When evaluating deepsec internally, we care most about vulnerability quality.

To us, one truly exploitable vulnerability or exploit chain is often more important than 100 low-impact bugs.

Below are some publicly or partially disclosable results from our AI systems. The first was found by Argusee, deepsec’s predecessor; the rest were found by deepsec.

CVE-2025-37891: the first Linux kernel local privilege-escalation vulnerability automatically discovered by AI.
CVE-2026-3195: a QEMU virtual-machine escape vulnerability, confirmed and acknowledged by Red Hat [1].
CVE-2026-????: the first Ubuntu 26.04 local privilege-escalation vulnerability automatically discovered by AI. The issue then remained under discussion in the kernel community for about a month [2].

Ubuntu vulnerability discussion

CVE-2026-20698: an XNU kernel memory-corruption vulnerability, affecting iOS and macOS released over roughly the past five years, confirmed and acknowledged by Apple [3].
CVE-2026-28847: a Safari JavaScriptCore remote-code-execution vulnerability, confirmed and acknowledged by Apple [4].
CVE-2026-????: the first Android local privilege-escalation vulnerability automatically discovered by AI. To our knowledge, it achieved the world’s first root on Samsung’s latest S26 Exynos flagship and has not yet been publicly disclosed.

Android root result

These results cover virtualization, kernels, browsers, flagship mobile devices, and desktop OSes. With deepsec, the user can start with prompts such as:

💬 “Audit the XXX module of Linux kernel version XXX.”
💬 “Find vulnerabilities in this binary.”
💬 “Find a privilege-escalation vulnerability in this firmware.”

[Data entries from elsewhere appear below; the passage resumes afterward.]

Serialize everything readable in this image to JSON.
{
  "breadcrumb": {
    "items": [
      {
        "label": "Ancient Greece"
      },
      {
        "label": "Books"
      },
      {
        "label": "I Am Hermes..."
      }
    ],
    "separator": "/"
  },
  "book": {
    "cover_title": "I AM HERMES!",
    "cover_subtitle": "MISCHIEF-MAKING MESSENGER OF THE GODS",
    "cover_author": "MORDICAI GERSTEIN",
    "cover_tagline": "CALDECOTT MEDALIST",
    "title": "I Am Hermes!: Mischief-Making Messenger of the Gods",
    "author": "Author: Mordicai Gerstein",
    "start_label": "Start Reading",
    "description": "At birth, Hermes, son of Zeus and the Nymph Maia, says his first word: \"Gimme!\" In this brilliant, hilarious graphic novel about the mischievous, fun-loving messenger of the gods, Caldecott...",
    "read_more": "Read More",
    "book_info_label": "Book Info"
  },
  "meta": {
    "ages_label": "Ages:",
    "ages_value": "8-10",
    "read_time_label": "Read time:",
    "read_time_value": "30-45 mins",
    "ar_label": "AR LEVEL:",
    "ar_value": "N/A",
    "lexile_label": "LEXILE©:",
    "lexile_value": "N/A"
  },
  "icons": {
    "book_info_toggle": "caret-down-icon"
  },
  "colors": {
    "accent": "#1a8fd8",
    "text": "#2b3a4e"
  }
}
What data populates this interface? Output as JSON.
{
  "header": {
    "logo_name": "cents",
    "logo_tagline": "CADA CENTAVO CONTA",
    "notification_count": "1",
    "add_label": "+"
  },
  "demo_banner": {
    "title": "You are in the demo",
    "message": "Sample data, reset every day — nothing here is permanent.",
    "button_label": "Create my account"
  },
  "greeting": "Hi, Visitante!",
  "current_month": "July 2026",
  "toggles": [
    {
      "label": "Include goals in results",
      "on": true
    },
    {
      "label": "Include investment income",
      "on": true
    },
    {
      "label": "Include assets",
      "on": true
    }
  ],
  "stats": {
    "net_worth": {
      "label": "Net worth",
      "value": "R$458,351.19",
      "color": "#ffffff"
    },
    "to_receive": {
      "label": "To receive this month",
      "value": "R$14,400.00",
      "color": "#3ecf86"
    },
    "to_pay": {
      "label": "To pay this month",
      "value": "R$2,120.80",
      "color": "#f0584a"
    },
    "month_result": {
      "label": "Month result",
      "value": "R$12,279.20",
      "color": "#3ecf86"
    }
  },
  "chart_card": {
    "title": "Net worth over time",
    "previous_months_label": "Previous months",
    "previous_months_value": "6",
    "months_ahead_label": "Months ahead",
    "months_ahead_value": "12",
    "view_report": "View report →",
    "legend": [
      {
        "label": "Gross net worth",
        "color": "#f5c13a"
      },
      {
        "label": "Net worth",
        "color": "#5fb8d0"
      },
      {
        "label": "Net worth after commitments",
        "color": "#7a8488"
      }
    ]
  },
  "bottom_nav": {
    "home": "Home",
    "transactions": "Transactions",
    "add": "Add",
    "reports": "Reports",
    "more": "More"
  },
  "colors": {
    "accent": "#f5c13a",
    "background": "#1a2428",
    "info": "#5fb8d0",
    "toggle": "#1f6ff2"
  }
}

The system then automatically runs the research workflow.

Since Mythos’s cybersecurity capabilities are still unavailable to us, we cannot objectively evaluate whether it would have found the same issues under the same setup.

Of course, these cases do not prove that deepsec has matched Mythos. They do suggest that deepsec plus open-source LLMs has a practical foundation for conducting Mythos-level vulnerability research.

Cost is another important factor. Even under the conservative assumption that Mythos would need only half as many tokens as deepsec to find the same issues, a rough calculation based on Mythos’s leaked pricing would still make its token cost more than 100 times higher than deepsec’s.

Conclusion

deepsec is DARKNAVY’s attempt to chase Mythos-level security AI capability on top of open-source LLMs.

It is still evolving, and many problems remain to be solved. But based on our current experiments and results, we believe security researchers have every opportunity to combine open-source LLMs, real offensive and defensive experience, and automatic verification systems to build security AI capabilities for high-value targets.

The deepsec research preview, available at https://deepsec.darknavy.net, will go online in mid-July. The preview will focus on the following capabilities:

Automatic vulnerability research for source-code targets;
Diff analysis and automatic patching for source-code targets;
Automatic vulnerability research for common binary targets such as ELF, PE, and Mach-O;
Automatic vulnerability research for common mobile applications such as APK and HAP;
Automatic PoC generation and verification for Linux, Android, HarmonyOS, and iOS environments.

We hope deepsec will not remain merely an internal research effort, but will become a security AI system that can help protect real-world systems.